The Great Profiling Debate
Back to blogging! My attempt to return yesterday was thwarted by Blogger's security problems. There was a time when anarchists attacked government-run institutions, but now they attack free services? Oy. Anarchism has been replaced by nihilism, pure and simple, it seems to me.
Anyway, I've been interested by the debate over profiling sparked off (literally) by Kid Dynamite over the Atlantic. There was definitely a security lapse of a most basic fashion here. The bloke had a one-way ticket, and I know for a fact that the US immigration authorities hold the
airline responsible for boarding a man with a one-way ticket who doesn't have an immigrant visa (I had to jump through plenty of hoops at Heathrow even when I had an immigrant visa and a one-way ticket), so the protestations that this was the fault of the French authorities don't carry much weight with me.

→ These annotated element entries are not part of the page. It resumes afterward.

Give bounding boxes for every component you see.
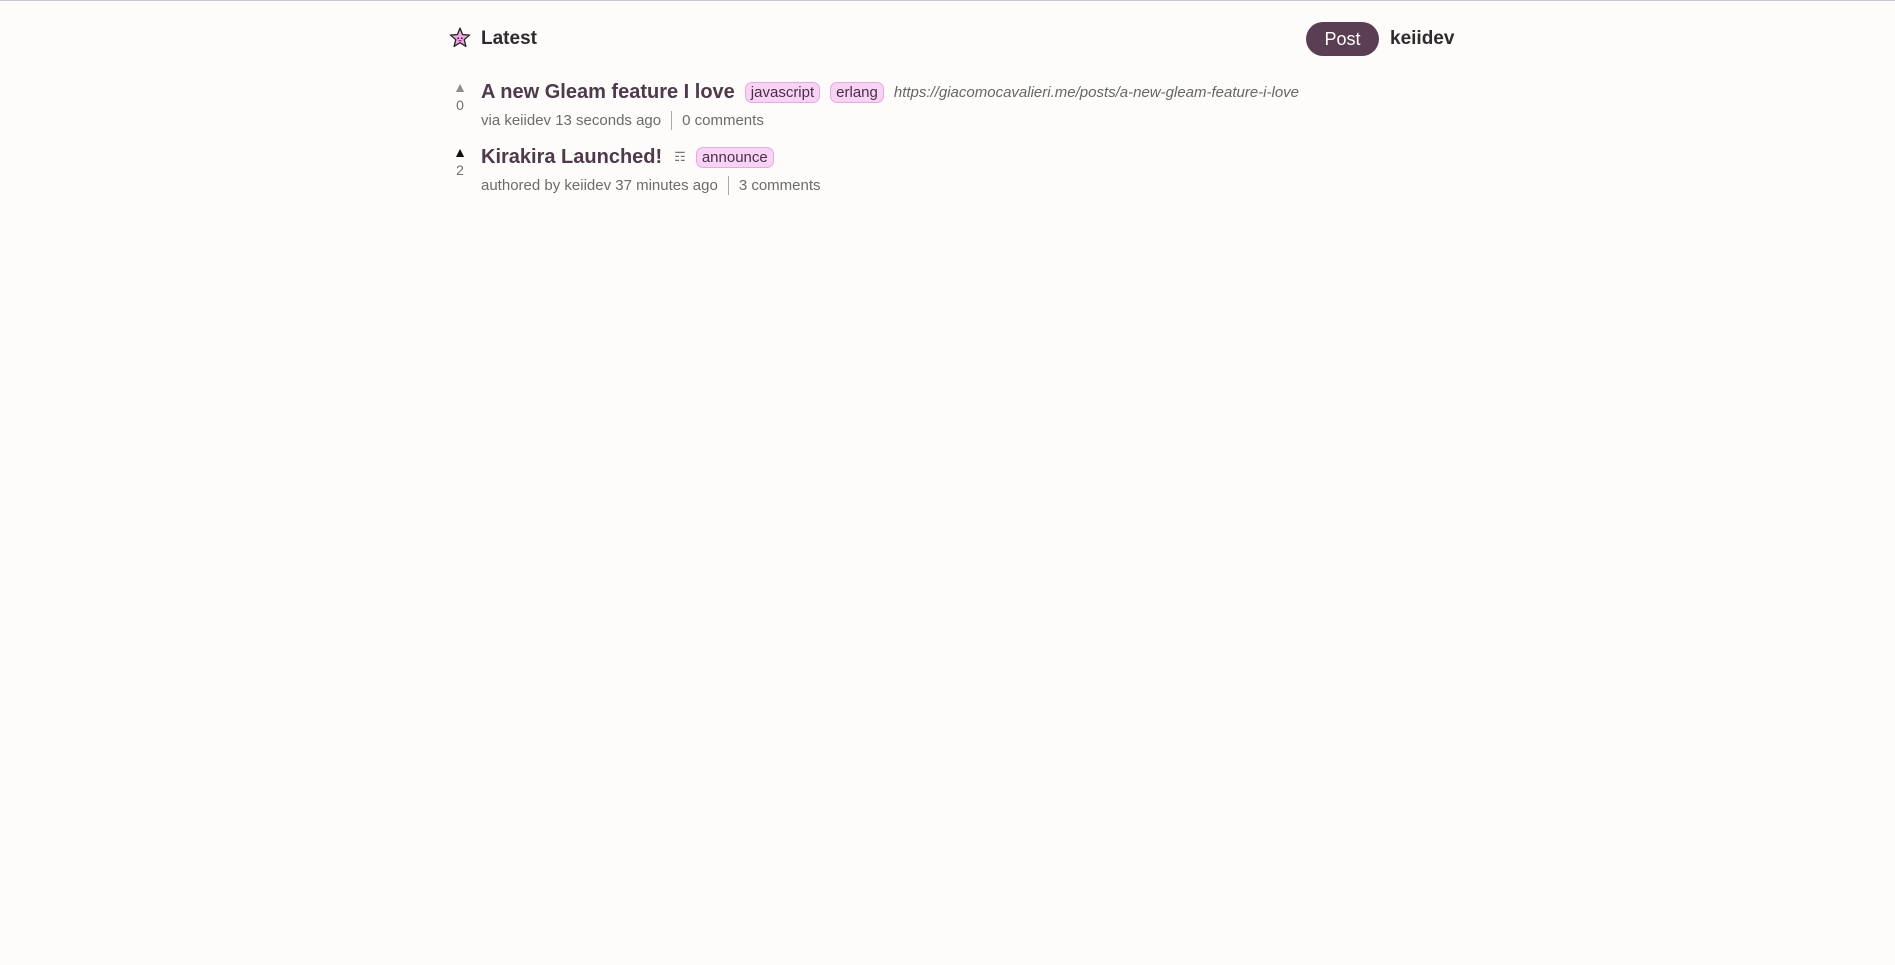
post-item: ▲ 0 A new Gleam feature I love javascrip… bbox=[448, 79, 1450, 135]
upvote-arrow-icon[interactable]: ▲ bbox=[448, 79, 472, 95]
post-url-link[interactable]: https://giacomocavalieri.me/posts/a-new-… bbox=[894, 84, 1299, 101]
post-title-link[interactable]: Kirakira Launched! bbox=[481, 145, 662, 169]
comments-link[interactable]: 3 comments bbox=[739, 177, 821, 194]
user-profile-link[interactable]: keiidev bbox=[1390, 28, 1454, 50]
top-border bbox=[0, 0, 1895, 1]
upvote-arrow-icon[interactable]: ▲ bbox=[448, 144, 472, 160]
tag-announce[interactable]: announce bbox=[695, 146, 774, 168]
post-meta: via keiidev 13 seconds ago 0 comments bbox=[481, 110, 764, 130]
post-title-link[interactable]: A new Gleam feature I love bbox=[481, 80, 735, 104]
star-logo-icon[interactable] bbox=[448, 26, 472, 50]
header: Latest Post keiidev bbox=[448, 20, 1454, 58]
vote-widget: ▲ 2 bbox=[448, 144, 472, 178]
vote-widget: ▲ 0 bbox=[448, 79, 472, 113]
post-byline: authored by keiidev 37 minutes ago bbox=[481, 176, 718, 194]
vote-count: 2 bbox=[456, 162, 464, 178]
tag-javascript[interactable]: javascript bbox=[744, 81, 821, 103]
meta-divider bbox=[671, 110, 673, 130]
meta-divider bbox=[727, 175, 729, 195]
post-item: ▲ 2 Kirakira Launched! ☶ announce author… bbox=[448, 144, 1450, 200]
vote-count: 0 bbox=[456, 97, 464, 113]
comments-link[interactable]: 0 comments bbox=[682, 112, 764, 129]
post-byline: via keiidev 13 seconds ago bbox=[481, 111, 662, 129]
post-title-row: A new Gleam feature I love javascript er… bbox=[481, 79, 1299, 105]
tag-erlang[interactable]: erlang bbox=[830, 81, 884, 103]
post-title-row: Kirakira Launched! ☶ announce bbox=[481, 144, 774, 170]
latest-link[interactable]: Latest bbox=[481, 28, 537, 50]
post-button[interactable]: Post bbox=[1306, 22, 1379, 56]
text-post-icon: ☶ bbox=[674, 149, 686, 164]
post-meta: authored by keiidev 37 minutes ago 3 com… bbox=[481, 175, 821, 195]
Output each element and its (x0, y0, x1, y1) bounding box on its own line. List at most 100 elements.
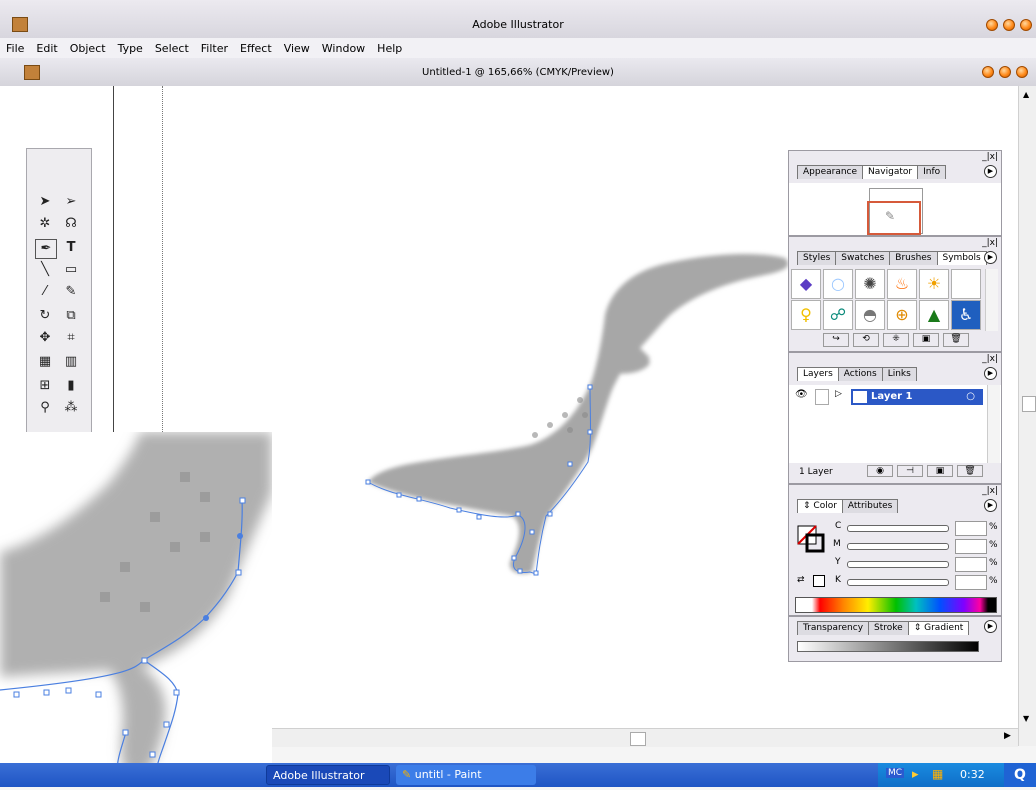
accessibility-symbol-icon[interactable]: ♿ (951, 300, 981, 330)
new-sublayer-icon[interactable]: ⊣ (897, 465, 923, 477)
gradient-ramp[interactable] (797, 641, 979, 652)
new-layer-icon[interactable]: ▣ (927, 465, 953, 477)
new-symbol-icon[interactable]: ▣ (913, 333, 939, 347)
menu-help[interactable]: Help (371, 42, 408, 55)
menu-edit[interactable]: Edit (30, 42, 63, 55)
panel-close-icon[interactable]: _|x| (982, 486, 998, 496)
tab-attributes[interactable]: Attributes (841, 499, 899, 513)
tab-appearance[interactable]: Appearance (797, 165, 864, 179)
menu-file[interactable]: File (0, 42, 30, 55)
menu-view[interactable]: View (278, 42, 316, 55)
vertical-scroll-thumb[interactable] (1022, 396, 1036, 412)
close-button[interactable] (1020, 19, 1032, 31)
tree-symbol-icon[interactable]: ▲ (919, 300, 949, 330)
selection-tool-icon[interactable]: ➤ (35, 193, 55, 211)
scroll-up-icon[interactable]: ▲ (1023, 90, 1029, 99)
panel-close-icon[interactable]: _|x| (982, 152, 998, 162)
graph-tool-icon[interactable]: ▥ (61, 353, 81, 371)
doc-maximize-button[interactable] (999, 66, 1011, 78)
target-circle-icon[interactable]: ○ (966, 389, 975, 405)
smear-symbol-icon[interactable]: ◓ (855, 300, 885, 330)
fill-stroke-icon[interactable] (797, 525, 827, 555)
maximize-button[interactable] (1003, 19, 1015, 31)
panel-close-icon[interactable]: _|x| (982, 238, 998, 248)
sun-symbol-icon[interactable]: ☀ (919, 269, 949, 299)
tab-styles[interactable]: Styles (797, 251, 837, 265)
scroll-right-icon[interactable]: ▶ (1004, 731, 1011, 741)
bubble-symbol-icon[interactable]: ○ (823, 269, 853, 299)
magic-wand-tool-icon[interactable]: ✲ (35, 215, 55, 233)
tab-swatches[interactable]: Swatches (835, 251, 891, 265)
pencil-tool-icon[interactable]: ✎ (61, 283, 81, 301)
panel-menu-icon[interactable]: ▶ (984, 367, 997, 380)
place-symbol-icon[interactable]: ↪ (823, 333, 849, 347)
break-link-icon[interactable]: ⁜ (883, 333, 909, 347)
lock-toggle[interactable] (815, 389, 829, 405)
tab-color[interactable]: ⇕ Color (797, 499, 843, 513)
globe-symbol-icon[interactable]: ⊕ (887, 300, 917, 330)
black-field[interactable] (955, 575, 987, 590)
tab-actions[interactable]: Actions (837, 367, 883, 381)
menu-effect[interactable]: Effect (234, 42, 278, 55)
symbol-sprayer-tool-icon[interactable]: ▦ (35, 353, 55, 371)
minimize-button[interactable] (986, 19, 998, 31)
navigator-preview[interactable]: ✎ (789, 183, 1001, 235)
blend-tool-icon[interactable]: ⁂ (61, 399, 81, 417)
tray-app-icon[interactable]: ▦ (932, 767, 943, 781)
menu-filter[interactable]: Filter (195, 42, 234, 55)
fire-symbol-icon[interactable]: ♨ (887, 269, 917, 299)
empty-symbol-slot[interactable] (951, 269, 981, 299)
tab-navigator[interactable]: Navigator (862, 165, 919, 179)
fish-symbol-icon[interactable]: ◆ (791, 269, 821, 299)
pen-tool-icon[interactable]: ✒ (35, 239, 57, 259)
tab-info[interactable]: Info (917, 165, 947, 179)
clipping-mask-icon[interactable]: ◉ (867, 465, 893, 477)
type-tool-icon[interactable]: T (61, 239, 81, 257)
search-icon[interactable]: Q (1004, 763, 1036, 787)
panel-menu-icon[interactable]: ▶ (984, 620, 997, 633)
tab-links[interactable]: Links (881, 367, 917, 381)
gecko-artwork[interactable] (340, 240, 810, 600)
lasso-tool-icon[interactable]: ☊ (61, 215, 81, 233)
gradient-tool-icon[interactable]: ▮ (61, 377, 81, 395)
last-color-swatch[interactable] (813, 575, 825, 587)
delete-layer-icon[interactable]: 🗑 (957, 465, 983, 477)
layers-scrollbar[interactable] (987, 385, 1000, 463)
horizontal-scroll-thumb[interactable] (630, 732, 646, 746)
rotate-tool-icon[interactable]: ↻ (35, 307, 55, 325)
taskbar-illustrator[interactable]: Adobe Illustrator (266, 765, 390, 785)
grunge-symbol-icon[interactable]: ✺ (855, 269, 885, 299)
doc-minimize-button[interactable] (982, 66, 994, 78)
venus-logo[interactable] (32, 163, 86, 187)
tab-layers[interactable]: Layers (797, 367, 839, 381)
restroom-symbol-icon[interactable]: ☍ (823, 300, 853, 330)
free-transform-tool-icon[interactable]: ⌗ (61, 329, 81, 347)
menu-select[interactable]: Select (149, 42, 195, 55)
delete-symbol-icon[interactable]: 🗑 (943, 333, 969, 347)
menu-type[interactable]: Type (112, 42, 149, 55)
vertical-scrollbar[interactable]: ▲ ▼ (1018, 86, 1036, 746)
magenta-slider[interactable] (847, 543, 949, 550)
panel-menu-icon[interactable]: ▶ (984, 251, 997, 264)
paintbrush-tool-icon[interactable]: ⁄ (35, 283, 55, 301)
scale-tool-icon[interactable]: ⧉ (61, 307, 81, 325)
replace-symbol-icon[interactable]: ⟲ (853, 333, 879, 347)
rectangle-tool-icon[interactable]: ▭ (61, 261, 81, 279)
panel-menu-icon[interactable]: ▶ (984, 499, 997, 512)
tab-symbols[interactable]: Symbols (936, 251, 987, 265)
yellow-field[interactable] (955, 557, 987, 572)
color-spectrum-bar[interactable] (795, 597, 997, 613)
visibility-eye-icon[interactable]: 👁 (795, 389, 808, 400)
mesh-tool-icon[interactable]: ⊞ (35, 377, 55, 395)
line-tool-icon[interactable]: ╲ (35, 261, 55, 279)
tab-brushes[interactable]: Brushes (889, 251, 938, 265)
panel-close-icon[interactable]: _|x| (982, 354, 998, 364)
warp-tool-icon[interactable]: ✥ (35, 329, 55, 347)
scroll-down-icon[interactable]: ▼ (1023, 714, 1029, 723)
tray-language-indicator[interactable]: MC (886, 768, 905, 778)
cyan-slider[interactable] (847, 525, 949, 532)
cyan-field[interactable] (955, 521, 987, 536)
yellow-slider[interactable] (847, 561, 949, 568)
eyedropper-tool-icon[interactable]: ⚲ (35, 399, 55, 417)
tab-stroke[interactable]: Stroke (868, 621, 909, 635)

The profiling calls, however, seem pretty foolish to me. This guy wasn't Arab, but half-English, half-Afro-Caribbean, and almost certainly a British citizen. So race and nationality weren't going to be reasonable grounds for profiling (unless we're going to profile all non-US citizens, at which point why not use Johnny Walker?) The only grounds for profiling would be religion. As many people have pointed out, Britain has done that before. We expelled all Jews from the country in the Middle Ages, but realised how silly that was. As a result, we didn't try to expel all Catholics after the Gunpowder Plot, which would have been, in population terms, as dreadful a loss of life as the WTC attacks if it had succeeded, never mind the direct assault on the English system of government. It took a series of Civil Wars, caused in part by a desire on the part of some to exert a supragovernmental religious control over the English system, for the English to institute laws that deprived Catholics systematically of some of their civil rights. The injustices were mostly recognized for what they were a hundred and fifty years later, but some still remain, as Mary Ann Sieghart pointed out in the article referenced below. Religious profiling would be as unjust today as those laws were then.
In any event, how do we know what religion someone is? The 9/11 hijackers, as is well-documented, behaved in a most irreligious fashion, drinking and visiting strip bars. It would not be too much for them, or Richard Reid, to have declared themselves to be something other than Islamic. What, then, would be the grounds for profiling?
Profiling, it seems to me, is only useful when you
know a specific incident has happened or is likely to happen and need to find the perpetrators. If it is to be of any use, it would then go very quickly beyond the sledgehammer categorizations of race or religion and into behavioural specifics.
If we accept that there are grounds for screening, because our intelligence just isn't good enough, then we really need to accept random screening of everyone. If the screen picks out a 75-year old Grandmother, then the officers should be given discretion to just give her the minimum scrutiny. However, if someone is acting suspiciously but is not picked randomly, we should restore discretion to the security services to haul them in for scrutiny on suspicion. Any such non-random "pulls" should be meticulously documented in order to deter actual racism on the part of the officers, but I genuinely cannot see any other grounds for doing this than on a case-by-case basis.
As for "the muslim problem," Britain's "Catholic problem" was not solved by any of her repressive laws, but by internal reform of the Catholic Church. There are some ultra-Montaignes (sp?) out there, but not many. Today's Telegraph leader,
Help the moderate Muslims, suggests a way to encourage such reform:
A preferable course would be to devote far more attention to the task of helping moderate Muslims to sort out their own communities at the grassroots.
A crucial component of such a programme would be for the authorities, in conjunction with those moderates, to encourage respect for the rule of law.
The model for educating the disaffected young in civic virtue was pioneered by Mayor Leoluca Orlando of Palermo, who largely succeeded in busting the hold of the Mafia in western Sicily.
All of which implies that we must educate all our children in the rule of law, democracy and why and how tthose institutions grew up. History, in other words. And back we come to that little mantra, education, education, education.